«Vedi quanto corrono?»
«Sì, lo vedo.» risposi accendendomi una sigaretta mentre i fari disegnavano strisce luminose nei miei occhi.
Mi prese la mano «Andiamo.»
«Sei sicura? Lo sai che non funzionerà.»
Lacrime di mascara le rigavano le guance illuminate dalle auto che sfrecciavano. L’avevo sempre giudicata troppo emotiva ma negli ultimi giorni mi era quasi insopportabile.
«Non so che altro fare per convincerti a restare.» cominciò a trascinarmi e mano nella mano cominciammo ad attraversare l’autostrada.

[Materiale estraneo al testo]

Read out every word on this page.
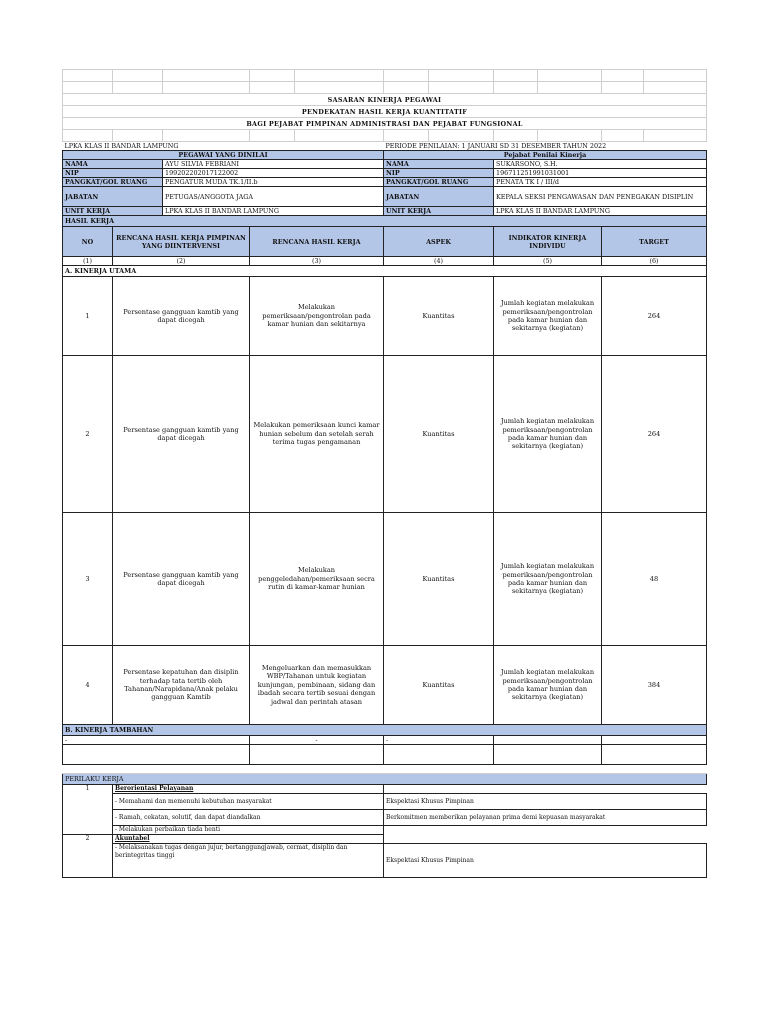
SASARAN KINERJA PEGAWAI										
PENDEKATAN HASIL KERJA KUANTITATIF										
BAGI PEJABAT PIMPINAN ADMINISTRASI DAN PEJABAT FUNGSIONAL										

LPKA KLAS II BANDAR LAMPUNG					PERIODE PENILAIAN: 1 JANUARI SD 31 DESEMBER TAHUN 2022					
PEGAWAI YANG DINILAI					Pejabat Penilai Kinerja					
NAMA		AYU SILVIA FEBRIANI			NAMA		SUKARSONO, S.H.			
NIP		199202202017122002			NIP		196711251991031001			
PANGKAT/GOL RUANG		PENGATUR MUDA TK.1/II.b			PANGKAT/GOL RUANG		PENATA TK I / III/d			
JABATAN		PETUGAS/ANGGOTA JAGA			JABATAN		KEPALA SEKSI PENGAWASAN DAN PENEGAKAN DISIPLIN			
UNIT KERJA		LPKA KLAS II BANDAR LAMPUNG			UNIT KERJA		LPKA KLAS II BANDAR LAMPUNG			
HASIL KERJA										
NO	RENCANA HASIL KERJA PIMPINAN YANG DIINTERVENSI		RENCANA HASIL KERJA		ASPEK		INDIKATOR KINERJA INDIVIDU		TARGET	
(1)	(2)		(3)		(4)		(5)		(6)	
A. KINERJA UTAMA										
1	Persentase gangguan kamtib yang dapat dicegah		Melakukan pemeriksaan/pengontrolan pada kamar hunian dan sekitarnya		Kuantitas		Jumlah kegiatan melakukan pemeriksaan/pengontrolan pada kamar hunian dan sekitarnya (kegiatan)		264	
2	Persentase gangguan kamtib yang dapat dicegah		Melakukan pemeriksaan kunci kamar hunian sebelum dan setelah serah terima tugas pengamanan		Kuantitas		Jumlah kegiatan melakukan pemeriksaan/pengontrolan pada kamar hunian dan sekitarnya (kegiatan)		264	
3	Persentase gangguan kamtib yang dapat dicegah		Melakukan penggeledahan/pemeriksaan secra rutin di kamar-kamar hunian		Kuantitas		Jumlah kegiatan melakukan pemeriksaan/pengontrolan pada kamar hunian dan sekitarnya (kegiatan)		48	
4	Persentase kepatuhan dan disiplin terhadap tata tertib oleh Tahanan/Narapidana/Anak pelaku gangguan Kamtib		Mengeluarkan dan memasukkan WBP/Tahanan untuk kegiatan kunjungan, pembinaan, sidang dan ibadah secara tertib sesuai dengan jadwal dan perintah atasan		Kuantitas		Jumlah kegiatan melakukan pemeriksaan/pengontrolan pada kamar hunian dan sekitarnya (kegiatan)		384	
B. KINERJA TAMBAHAN										
-			-		-					

PERILAKU KERJA										
1	Berorientasi Pelayanan									
	- Memahami dan memenuhi kebutuhan masyarakat				Ekspektasi Khusus Pimpinan					
	- Ramah, cekatan, solutif, dan dapat diandalkan				Berkomitmen memberikan pelayanan prima demi kepuasan masyarakat					
	- Melakukan perbaikan tiada henti									
2	Akuntabel									
	- Melaksanakan tugas dengan jujur, bertanggungjawab, cermat, disiplin dan berintegritas tinggi				Ekspektasi Khusus Pimpinan					
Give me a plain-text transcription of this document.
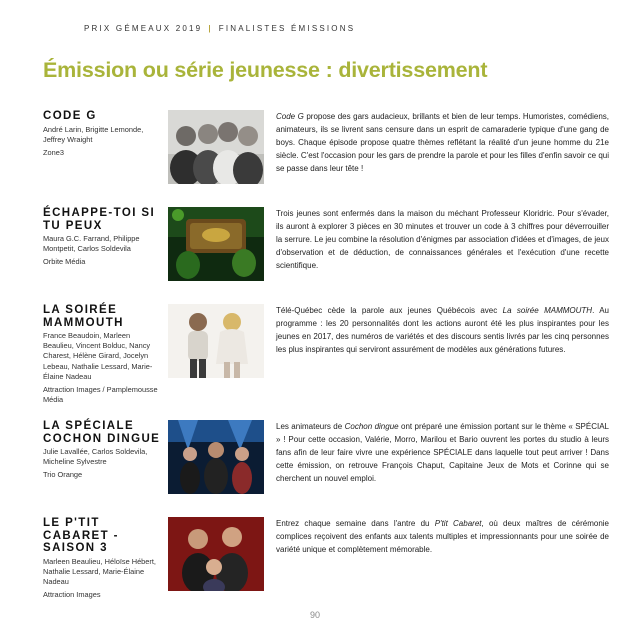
PRIX GÉMEAUX 2019 | FINALISTES ÉMISSIONS
Émission ou série jeunesse : divertissement
CODE G
André Larin, Brigitte Lemonde, Jeffrey Wraight
Zone3

Code G propose des gars audacieux, brillants et bien de leur temps. Humoristes, comédiens, animateurs, ils se livrent sans censure dans un esprit de camaraderie typique d'une gang de boys. Chaque épisode propose quatre thèmes reflétant la réalité d'un jeune homme du 21e siècle. C'est l'occasion pour les gars de prendre la parole et pour les filles d'enfin savoir ce qui se passe dans leur tête !

ÉCHAPPE-TOI SI TU PEUX
Maura G.C. Farrand, Philippe Montpetit, Carlos Soldevila
Orbite Média

Trois jeunes sont enfermés dans la maison du méchant Professeur Kloridric. Pour s'évader, ils auront à explorer 3 pièces en 30 minutes et trouver un code à 3 chiffres pour déverrouiller la serrure. Le jeu combine la résolution d'énigmes par association d'idées et d'images, de jeux d'observation et de déduction, de connaissances générales et l'exécution d'une recette scientifique.

LA SOIRÉE MAMMOUTH
France Beaudoin, Marleen Beaulieu, Vincent Bolduc, Nancy Charest, Hélène Girard, Jocelyn Lebeau, Nathalie Lessard, Marie-Élaine Nadeau
Attraction Images / Pamplemousse Média

Télé-Québec cède la parole aux jeunes Québécois avec La soirée MAMMOUTH. Au programme : les 20 personnalités dont les actions auront été les plus inspirantes pour les jeunes en 2017, des numéros de variétés et des discours sentis livrés par les cinq personnes les plus inspirantes qui serviront assurément de modèles aux générations futures.

LA SPÉCIALE COCHON DINGUE
Julie Lavallée, Carlos Soldevila, Micheline Sylvestre
Trio Orange

Les animateurs de Cochon dingue ont préparé une émission portant sur le thème « SPÉCIAL » ! Pour cette occasion, Valérie, Morro, Marilou et Bario ouvrent les portes du studio à leurs fans afin de leur faire vivre une expérience SPÉCIALE dans laquelle tout peut arriver ! Dans cette émission, on retrouve François Chaput, Capitaine Jeux de Mots et Corinne qui se cherchent un nouvel emploi.

LE P'TIT CABARET - SAISON 3
Marleen Beaulieu, Héloïse Hébert, Nathalie Lessard, Marie-Élaine Nadeau
Attraction Images

Entrez chaque semaine dans l'antre du P'tit Cabaret, où deux maîtres de cérémonie complices reçoivent des enfants aux talents multiples et impressionnants pour une soirée de variété unique et complètement mémorable.

90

Le auto ci sfiorarono senza rallentare, i guidatori istintivamente deviavano appena la traiettoria inconsapevoli della nostra presenza. Quel minimo sufficiente a non investirci. Non che nel mio caso avrebbe fatto qualche differenza.
Qualcuno si distrusse lo specchietto sullo zaino di lei e un camion mi spense la sigaretta con lo spostamento d’aria. Arrivammo comunque incolumi allo spartitraffico. La cosa mi stava venendo a noia.
«Ancora.» implorò
«Io sono stanco di questa cosa, è tutta la notte che provi ad ucciderti.» mi accesi un’altra sigaretta e lasciai che mi tirasse di nuovo sulla strada. Ci fermammo sulla corsia centrale. Vuota. Un centinaio di metri prima di noi le auto si spostavano sulle corsie laterali e un centinaio di metri dopo tornavano sulla centrale.
Riluttante ricambiai il suo abbraccio «Non sono io che decido.» Mentivo. Non la volevo più, questo è sicuro, ma avrei ancora preferito che non si facesse del male per me.
«Non voglio tu vada via.» non si rassegnava «Non posso vivere senza di te.» Aveva anche cominciato a parlare come i personaggi dei romanzi rosa che leggeva.
Sentivo il suo corpo premere contro il mio, i suoi seni, le sue mani scendere lungo i miei fianchi. Sapeva di sicuro come attirare la mia attenzione, l’aveva sempre saputo. L’allontanai da me prima che si accorgesse della reazione del mio corpo.
«Non mi faranno restare» non volevo restare «non dopo quello che abbiamo fatto.»
Mi aveva creduto quando le avevo detto che il nostro rapporto violava un bel po’ di regole e comandamenti. Uno stratagemma vecchio di secoli ma che funzionava ancora. Nessuna regola, nessun comandamento. Mi ero solo stancato di lei.
Il cielo ad oriente cominciava ad impallidire e il suo corpo a malapena coperto da una vestaglia trasparente continuava a chiamarmi. Come quella notte del suo diciassettesimo compleanno quando smise di tagliarsi, quando le offrii me per placare il suo bisogno di dolore. Non che non la desiderassi già ma l’intimità con i protetti era in genere considerata una tecnica poco ortodossa.
Avevo sperato che sostituire il sesso al dolore sarebbe stato sufficiente ma forse non era valsa la pena di trasformare una ragazzina depressa e incline alle lame in una appiccicosa ninfomane. Per un po’ la cosa funzionò anche. Solo che avevo trascurato, per l’ennesima volta, che i mortali tendono spesso ad identificare sesso e amore. Per quelli come me invece il sesso diventa facilmente abitudine, poi noia ed infine fastidio.
Si staccò da me e ricominciò a tirare. Attraversammo i campi, verso il sole. Verso la ferrovia.
L’angelo custode a volte è un lavoro di merda, per mia fortuna questo incarico sarebbe finito al sorgere del sole. Con la briciola di senso del dovere che mi rimaneva le dissi «Sei forte, sopravviverai e un giorno troverai un uomo migliore di me.» suonava un po’ patetico lo ammetto. Ma con le parole non sono bravo, anche per questo avevo usato il corpo.
Mi lasciò la mano e si mise in piedi tra i binari dell’alta velocità «Bugiardo!. Come potrebbe esistere un uomo come te? Migliore?»
Il sole sorse alle sue spalle tramutandola in una sagoma circondata dall’oro «Sono incinta.»
Sorrisi di noia. Non ci credevo e lei lo capì.
Mi voltò le spalle mentre allargavo le ali pronto a volare via. Il treno la colpì in una rossa nube di sangue scagliando via quello che rimaneva del suo corpo disarticolato.
Era tempo di un altro incarico. Speriamo che non mi assegnino ai servizi sociali nel girone dei suicidi, pensai.